Les douleurs chroniques, telles que les maux de dos et l’arthrose du genou, peuvent être très handicapantes. Lorsque les analgésiques de première intention, comme le paracétamol et l'ibuprofène, ne parviennent pas à améliorer les symptômes, de nombreuses personnes se voient prescrire des antidépresseurs pour soulager leur douleur. Ces prescriptions sont devenues courantes, pourtant les preuves scientifiques de leur efficacité sont incertaines. Une nouvelle étude menée par des chercheurs australiens de l’université de Sydney et publiée le 20 janvier dans le BMJ montre que les antidépresseurs n’offrent que peu ou pas d'aide aux personnes souffrant de maux de dos chroniques et d'arthrose et peuvent même causer des dommages.
Encore moins efficace pour les maux de dos que pour l’arthrose
Les chercheurs ont examiné l'efficacité et l'innocuité des antidépresseurs pour le traitement des maux de dos et de l'arthrose. Les auteurs espèrent que cela pourra aider à prendre des décisions plus éclairées sur l'opportunité de traiter ces douleurs avec des antidépresseurs. “L'utilisation d'antidépresseurs pour traiter les personnes souffrant de maux de dos chroniques et d'arthrose augmente dans le monde entier, mais avant nos travaux, il n'était pas clair si les antidépresseurs soulageaient la douleur ou étaient sûrs”, poursuit l'auteur principal, le Dr Giovanni Ferreira, chercheur à l’Institut de santé musculo-squelettique de l'Université de Sydney.
Pour l’étude, les chercheurs ont effectué une revue de tous les essais cliniques randomisés évaluant l'efficacité des antidépresseurs pour les personnes souffrant de maux de dos ou d'arthrose du genou. Ils ont constaté que pour les maux de dos, les antidépresseurs sont inefficaces ou produisent un très petit effet. Pour les personnes souffrant d'arthrose, les effets sont encore faibles, “mais pourraient être perçus comme valables par certains patients”, note Giovanni Ferreira. C'est préoccupant car certains antidépresseurs augmentent considérablement le risque qu'une personne éprouve des effets indésirables. De nombreuses personnes sont traitées avec ces médicaments qui peuvent ne pas soulager leur douleur et peuvent leur faire du mal.”

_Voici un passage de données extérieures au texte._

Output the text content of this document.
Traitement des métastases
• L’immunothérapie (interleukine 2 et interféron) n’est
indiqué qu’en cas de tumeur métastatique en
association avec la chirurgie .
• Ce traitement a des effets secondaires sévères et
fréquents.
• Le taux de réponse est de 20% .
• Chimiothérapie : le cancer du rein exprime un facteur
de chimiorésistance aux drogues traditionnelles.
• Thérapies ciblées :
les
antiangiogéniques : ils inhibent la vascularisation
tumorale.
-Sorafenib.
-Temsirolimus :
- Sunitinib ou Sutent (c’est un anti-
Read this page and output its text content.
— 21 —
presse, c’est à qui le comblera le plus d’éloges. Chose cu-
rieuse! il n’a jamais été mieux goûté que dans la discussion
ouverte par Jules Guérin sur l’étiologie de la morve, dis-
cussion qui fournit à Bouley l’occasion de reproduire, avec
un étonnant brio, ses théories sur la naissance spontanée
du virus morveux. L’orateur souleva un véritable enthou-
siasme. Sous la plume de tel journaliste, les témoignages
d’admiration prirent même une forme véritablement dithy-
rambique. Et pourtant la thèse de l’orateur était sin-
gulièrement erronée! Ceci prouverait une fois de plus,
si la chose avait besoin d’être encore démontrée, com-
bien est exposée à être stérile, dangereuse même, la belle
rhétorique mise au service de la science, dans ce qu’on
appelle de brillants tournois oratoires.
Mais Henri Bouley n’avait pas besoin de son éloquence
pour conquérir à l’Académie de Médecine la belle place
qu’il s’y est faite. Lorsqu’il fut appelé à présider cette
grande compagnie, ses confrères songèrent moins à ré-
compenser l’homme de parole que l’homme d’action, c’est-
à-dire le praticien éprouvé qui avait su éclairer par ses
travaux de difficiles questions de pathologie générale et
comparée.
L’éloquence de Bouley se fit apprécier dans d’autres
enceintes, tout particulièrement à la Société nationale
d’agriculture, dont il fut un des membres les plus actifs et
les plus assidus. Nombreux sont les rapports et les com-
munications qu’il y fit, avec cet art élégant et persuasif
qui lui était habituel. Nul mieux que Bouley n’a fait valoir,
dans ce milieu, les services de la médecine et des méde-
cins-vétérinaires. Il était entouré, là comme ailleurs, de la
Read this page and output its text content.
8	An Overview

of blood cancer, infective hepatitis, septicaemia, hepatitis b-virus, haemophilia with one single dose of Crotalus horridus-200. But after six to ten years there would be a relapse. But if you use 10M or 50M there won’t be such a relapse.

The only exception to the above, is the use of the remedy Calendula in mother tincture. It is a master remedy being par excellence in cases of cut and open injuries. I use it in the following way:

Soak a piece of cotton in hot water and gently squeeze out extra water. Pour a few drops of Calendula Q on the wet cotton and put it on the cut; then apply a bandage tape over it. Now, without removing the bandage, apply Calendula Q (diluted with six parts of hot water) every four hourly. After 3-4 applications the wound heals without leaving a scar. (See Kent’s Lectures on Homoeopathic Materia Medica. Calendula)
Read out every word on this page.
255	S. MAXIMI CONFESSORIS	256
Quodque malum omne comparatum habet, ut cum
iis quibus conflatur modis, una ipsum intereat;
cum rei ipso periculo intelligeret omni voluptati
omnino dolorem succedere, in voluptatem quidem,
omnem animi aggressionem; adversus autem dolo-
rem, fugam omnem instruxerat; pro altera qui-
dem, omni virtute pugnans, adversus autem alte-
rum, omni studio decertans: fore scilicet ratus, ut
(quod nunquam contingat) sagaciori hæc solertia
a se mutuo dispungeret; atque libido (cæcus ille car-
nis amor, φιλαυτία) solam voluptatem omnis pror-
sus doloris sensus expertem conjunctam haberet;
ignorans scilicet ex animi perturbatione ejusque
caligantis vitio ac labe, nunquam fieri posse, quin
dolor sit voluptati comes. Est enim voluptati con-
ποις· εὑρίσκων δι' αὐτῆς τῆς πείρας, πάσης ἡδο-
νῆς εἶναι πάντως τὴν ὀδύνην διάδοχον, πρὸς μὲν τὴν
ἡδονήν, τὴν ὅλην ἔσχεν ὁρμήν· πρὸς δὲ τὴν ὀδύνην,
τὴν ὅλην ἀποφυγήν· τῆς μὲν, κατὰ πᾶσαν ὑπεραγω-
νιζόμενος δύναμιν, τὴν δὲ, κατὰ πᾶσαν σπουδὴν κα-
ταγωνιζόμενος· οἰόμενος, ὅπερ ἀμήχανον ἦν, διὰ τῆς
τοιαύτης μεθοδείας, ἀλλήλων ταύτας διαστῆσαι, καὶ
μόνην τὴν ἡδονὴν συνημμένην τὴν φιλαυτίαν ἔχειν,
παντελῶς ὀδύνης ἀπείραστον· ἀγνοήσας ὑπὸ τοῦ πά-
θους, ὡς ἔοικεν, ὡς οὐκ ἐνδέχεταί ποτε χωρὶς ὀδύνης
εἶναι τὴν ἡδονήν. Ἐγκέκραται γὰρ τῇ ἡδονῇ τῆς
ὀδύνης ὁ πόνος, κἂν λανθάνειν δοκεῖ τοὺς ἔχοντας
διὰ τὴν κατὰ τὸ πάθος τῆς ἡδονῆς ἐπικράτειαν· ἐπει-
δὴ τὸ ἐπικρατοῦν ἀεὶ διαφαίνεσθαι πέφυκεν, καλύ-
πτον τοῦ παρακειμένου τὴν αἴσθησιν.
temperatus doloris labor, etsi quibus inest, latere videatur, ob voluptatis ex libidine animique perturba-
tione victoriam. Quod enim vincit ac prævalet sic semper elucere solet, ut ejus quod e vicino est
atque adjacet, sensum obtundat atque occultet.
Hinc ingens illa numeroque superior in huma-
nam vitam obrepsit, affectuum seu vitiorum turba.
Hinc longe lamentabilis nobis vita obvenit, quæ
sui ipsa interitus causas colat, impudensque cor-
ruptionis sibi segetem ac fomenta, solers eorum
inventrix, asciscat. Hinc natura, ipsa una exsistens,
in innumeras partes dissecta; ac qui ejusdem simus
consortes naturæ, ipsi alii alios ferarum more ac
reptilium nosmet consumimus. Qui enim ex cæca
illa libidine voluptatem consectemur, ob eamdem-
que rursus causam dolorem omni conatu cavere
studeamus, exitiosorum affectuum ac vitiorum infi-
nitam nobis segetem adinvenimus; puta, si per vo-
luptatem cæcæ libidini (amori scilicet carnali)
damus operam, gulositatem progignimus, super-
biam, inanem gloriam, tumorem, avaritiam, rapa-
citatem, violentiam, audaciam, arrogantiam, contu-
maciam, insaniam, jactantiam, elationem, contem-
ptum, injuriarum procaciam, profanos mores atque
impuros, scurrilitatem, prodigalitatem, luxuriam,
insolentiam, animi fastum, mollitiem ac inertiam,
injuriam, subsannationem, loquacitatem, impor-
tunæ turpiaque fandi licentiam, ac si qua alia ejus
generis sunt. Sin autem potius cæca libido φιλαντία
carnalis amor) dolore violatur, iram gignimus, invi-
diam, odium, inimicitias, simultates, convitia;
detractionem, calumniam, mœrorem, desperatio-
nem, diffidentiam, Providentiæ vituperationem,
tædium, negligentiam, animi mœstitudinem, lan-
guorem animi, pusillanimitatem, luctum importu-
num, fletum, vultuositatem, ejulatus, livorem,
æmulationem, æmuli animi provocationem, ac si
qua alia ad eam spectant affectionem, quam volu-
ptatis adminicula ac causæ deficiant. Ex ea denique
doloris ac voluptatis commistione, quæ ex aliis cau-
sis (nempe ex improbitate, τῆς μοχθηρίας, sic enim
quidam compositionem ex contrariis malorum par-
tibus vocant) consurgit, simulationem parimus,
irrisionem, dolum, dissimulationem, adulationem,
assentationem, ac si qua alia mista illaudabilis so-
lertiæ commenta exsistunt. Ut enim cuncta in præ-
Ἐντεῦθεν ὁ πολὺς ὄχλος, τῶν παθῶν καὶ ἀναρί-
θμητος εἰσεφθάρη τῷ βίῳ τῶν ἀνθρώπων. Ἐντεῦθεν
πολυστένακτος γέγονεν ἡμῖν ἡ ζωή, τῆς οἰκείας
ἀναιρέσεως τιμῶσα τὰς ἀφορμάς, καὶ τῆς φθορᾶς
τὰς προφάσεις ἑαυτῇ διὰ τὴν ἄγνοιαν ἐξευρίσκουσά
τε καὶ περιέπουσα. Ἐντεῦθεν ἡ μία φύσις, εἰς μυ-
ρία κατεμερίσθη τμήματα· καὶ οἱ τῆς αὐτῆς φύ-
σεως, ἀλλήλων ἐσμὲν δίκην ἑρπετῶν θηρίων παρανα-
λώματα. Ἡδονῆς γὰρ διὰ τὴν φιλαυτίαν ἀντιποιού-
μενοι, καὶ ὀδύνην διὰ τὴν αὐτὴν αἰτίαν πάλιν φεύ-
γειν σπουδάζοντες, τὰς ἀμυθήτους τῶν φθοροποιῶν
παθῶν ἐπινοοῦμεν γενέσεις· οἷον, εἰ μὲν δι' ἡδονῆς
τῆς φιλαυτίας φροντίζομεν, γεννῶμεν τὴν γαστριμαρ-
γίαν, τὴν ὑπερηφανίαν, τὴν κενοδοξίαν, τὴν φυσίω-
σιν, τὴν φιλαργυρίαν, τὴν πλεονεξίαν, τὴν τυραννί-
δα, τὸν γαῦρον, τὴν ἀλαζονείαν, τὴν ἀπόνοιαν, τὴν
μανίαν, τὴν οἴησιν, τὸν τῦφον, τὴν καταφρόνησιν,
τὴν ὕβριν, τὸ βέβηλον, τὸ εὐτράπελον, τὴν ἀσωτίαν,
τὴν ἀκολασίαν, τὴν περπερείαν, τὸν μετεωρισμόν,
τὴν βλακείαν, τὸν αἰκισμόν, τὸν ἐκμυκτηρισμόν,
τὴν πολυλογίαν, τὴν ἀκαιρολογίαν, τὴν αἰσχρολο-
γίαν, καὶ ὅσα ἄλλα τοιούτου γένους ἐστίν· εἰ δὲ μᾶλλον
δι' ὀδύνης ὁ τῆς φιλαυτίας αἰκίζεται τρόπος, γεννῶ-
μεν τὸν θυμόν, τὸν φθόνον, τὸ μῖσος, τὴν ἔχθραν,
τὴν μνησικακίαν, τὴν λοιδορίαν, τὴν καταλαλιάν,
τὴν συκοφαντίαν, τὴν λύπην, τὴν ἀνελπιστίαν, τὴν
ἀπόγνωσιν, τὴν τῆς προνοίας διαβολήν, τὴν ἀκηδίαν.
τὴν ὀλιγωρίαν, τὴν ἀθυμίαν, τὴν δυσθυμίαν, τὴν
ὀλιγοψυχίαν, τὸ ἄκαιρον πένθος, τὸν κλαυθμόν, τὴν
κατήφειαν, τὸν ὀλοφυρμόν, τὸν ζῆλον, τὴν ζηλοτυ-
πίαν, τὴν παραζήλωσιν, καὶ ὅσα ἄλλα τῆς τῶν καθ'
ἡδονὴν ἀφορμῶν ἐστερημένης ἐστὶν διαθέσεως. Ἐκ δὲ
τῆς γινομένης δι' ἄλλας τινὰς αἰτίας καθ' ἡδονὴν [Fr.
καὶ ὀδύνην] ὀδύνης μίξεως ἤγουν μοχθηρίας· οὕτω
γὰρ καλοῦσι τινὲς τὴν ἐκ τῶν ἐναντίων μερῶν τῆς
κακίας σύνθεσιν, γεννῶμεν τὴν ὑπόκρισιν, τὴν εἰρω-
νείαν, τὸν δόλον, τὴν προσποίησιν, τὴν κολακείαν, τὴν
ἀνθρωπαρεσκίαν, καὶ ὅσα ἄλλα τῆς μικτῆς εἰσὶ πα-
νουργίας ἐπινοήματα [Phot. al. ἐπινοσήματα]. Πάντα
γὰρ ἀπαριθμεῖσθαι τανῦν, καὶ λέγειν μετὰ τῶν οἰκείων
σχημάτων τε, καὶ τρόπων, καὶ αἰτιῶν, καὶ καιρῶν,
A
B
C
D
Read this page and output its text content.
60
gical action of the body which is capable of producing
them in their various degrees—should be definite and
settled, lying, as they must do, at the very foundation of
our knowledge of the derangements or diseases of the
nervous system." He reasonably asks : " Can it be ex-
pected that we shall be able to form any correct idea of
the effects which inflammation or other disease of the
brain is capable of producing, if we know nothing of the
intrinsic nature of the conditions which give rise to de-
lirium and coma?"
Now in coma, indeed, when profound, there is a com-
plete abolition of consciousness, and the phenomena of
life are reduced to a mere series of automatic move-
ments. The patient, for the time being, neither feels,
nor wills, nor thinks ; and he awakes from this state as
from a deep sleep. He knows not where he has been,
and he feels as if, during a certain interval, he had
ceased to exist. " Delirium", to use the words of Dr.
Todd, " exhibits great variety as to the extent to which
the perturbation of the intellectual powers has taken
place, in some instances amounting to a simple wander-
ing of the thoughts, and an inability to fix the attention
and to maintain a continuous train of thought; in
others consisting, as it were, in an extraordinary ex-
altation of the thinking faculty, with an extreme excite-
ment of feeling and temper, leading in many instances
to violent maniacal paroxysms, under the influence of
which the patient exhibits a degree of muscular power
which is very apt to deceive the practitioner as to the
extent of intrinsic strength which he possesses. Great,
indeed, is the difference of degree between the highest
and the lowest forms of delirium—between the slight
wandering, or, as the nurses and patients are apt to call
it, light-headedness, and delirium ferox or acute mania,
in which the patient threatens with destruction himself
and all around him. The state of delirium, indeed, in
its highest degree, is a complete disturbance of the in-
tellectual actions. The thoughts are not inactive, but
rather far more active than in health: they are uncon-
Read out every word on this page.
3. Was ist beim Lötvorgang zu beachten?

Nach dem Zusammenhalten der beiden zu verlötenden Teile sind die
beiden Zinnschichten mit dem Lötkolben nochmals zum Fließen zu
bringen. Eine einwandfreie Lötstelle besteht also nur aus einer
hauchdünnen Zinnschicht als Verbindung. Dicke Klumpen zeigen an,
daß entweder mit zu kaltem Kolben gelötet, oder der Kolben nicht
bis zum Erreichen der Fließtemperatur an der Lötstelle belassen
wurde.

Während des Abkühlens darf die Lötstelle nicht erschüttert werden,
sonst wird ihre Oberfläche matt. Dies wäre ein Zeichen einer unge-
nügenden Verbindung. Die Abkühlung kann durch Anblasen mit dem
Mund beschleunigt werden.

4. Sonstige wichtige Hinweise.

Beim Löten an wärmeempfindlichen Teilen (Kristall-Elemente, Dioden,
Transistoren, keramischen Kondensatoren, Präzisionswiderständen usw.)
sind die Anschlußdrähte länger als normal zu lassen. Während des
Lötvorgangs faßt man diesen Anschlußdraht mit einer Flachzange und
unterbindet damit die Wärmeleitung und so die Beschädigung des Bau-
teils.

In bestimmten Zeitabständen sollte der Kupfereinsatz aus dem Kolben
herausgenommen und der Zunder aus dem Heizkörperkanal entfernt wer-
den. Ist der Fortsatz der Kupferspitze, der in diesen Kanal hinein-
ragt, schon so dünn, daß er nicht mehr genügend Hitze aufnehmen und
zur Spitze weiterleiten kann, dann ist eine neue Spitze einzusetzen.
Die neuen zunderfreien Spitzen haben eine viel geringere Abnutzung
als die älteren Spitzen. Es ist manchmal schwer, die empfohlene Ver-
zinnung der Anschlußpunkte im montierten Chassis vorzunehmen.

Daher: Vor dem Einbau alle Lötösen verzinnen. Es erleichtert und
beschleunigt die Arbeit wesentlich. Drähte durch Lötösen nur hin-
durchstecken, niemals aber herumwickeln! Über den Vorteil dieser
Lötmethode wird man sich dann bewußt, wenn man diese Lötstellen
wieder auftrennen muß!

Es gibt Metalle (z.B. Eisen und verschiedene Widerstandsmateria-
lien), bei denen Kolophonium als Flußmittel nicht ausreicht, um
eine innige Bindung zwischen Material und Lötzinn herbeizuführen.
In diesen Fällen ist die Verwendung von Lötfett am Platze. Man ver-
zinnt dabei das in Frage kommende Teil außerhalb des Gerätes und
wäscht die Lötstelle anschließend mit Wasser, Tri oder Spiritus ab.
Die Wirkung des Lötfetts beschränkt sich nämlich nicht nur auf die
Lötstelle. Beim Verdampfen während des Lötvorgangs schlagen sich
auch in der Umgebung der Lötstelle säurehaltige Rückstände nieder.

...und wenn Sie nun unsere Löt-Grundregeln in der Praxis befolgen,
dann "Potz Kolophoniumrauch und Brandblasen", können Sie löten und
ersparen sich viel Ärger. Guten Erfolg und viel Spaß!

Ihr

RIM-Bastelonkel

Des effets secondaires indésirables
Dans le détail, les chercheurs ont effectué une méta-analyse de 33 essais contrôlés randomisés qui ont inclus plus de 5 000 participants souffrant de douleurs lombaires ou cervicales, de sciatique ou d'arthrose de la hanche ou du genou. Les essais ont testé six classes d'antidépresseurs, y compris les inhibiteurs de la recapture de la sérotonine-noradrénaline (IRSN) et les antidépresseurs tricycliques. Aucun des patients ne souffrait de dépression puisque les résultats s'appliquent aux patients traités avec ces médicaments pour leur état de douleur et non à la dépression. L'étude a établi une échelle de 0 à 100 pour estimer les effets sur la douleur et les chercheurs estiment que 10 points sont nécessaires pour que les antidépresseurs soient considérés comme utiles.
Les IRSN ont eu un effet limité sur les maux de dos, réduisant la douleur de seulement 5,3 points sur 100 sur l'échelle de la douleur par rapport au placebo après trois mois. Les IRSN ont eu un effet légèrement plus fort sur la douleur arthrosique après trois mois, avec une différence moyenne de 9,7 points sur l'échelle de la douleur par rapport au placebo. Les antidépresseurs tricycliques sont inefficaces pour les maux de dos. Les antidépresseurs tricycliques et les IRSN pourraient réduire la douleur chez les personnes atteintes de sciatique mais “les preuves ne sont pas suffisantes pour tirer des conclusions définitives”, précisent les chercheurs. En outre, environ deux tiers des patients prenant des antidépresseurs IRSN ont eu au moins un événement secondaire indésirable tel que des nausées.
Ne pas arrêter les traitements en cours
Malgré ces découvertes, les chercheurs ne préconisent pas un arrêt brutal de la prise d’antidépresseurs pour les patients qui les utilisent pour traiter les maux de dos et l'arthrose. “Cela peut conduire à des effets de sevrage qui peuvent être pénibles et parfois présenter comme de graves problèmes de santé, révèle le professeur Andrew McLachlan, co-auteur de l’étude. Ces effets de sevrage comprennent des étourdissements, des nausées, de l'anxiété, de l'agitation, des tremblements, de la transpiration, de la confusion et des troubles du sommeil.”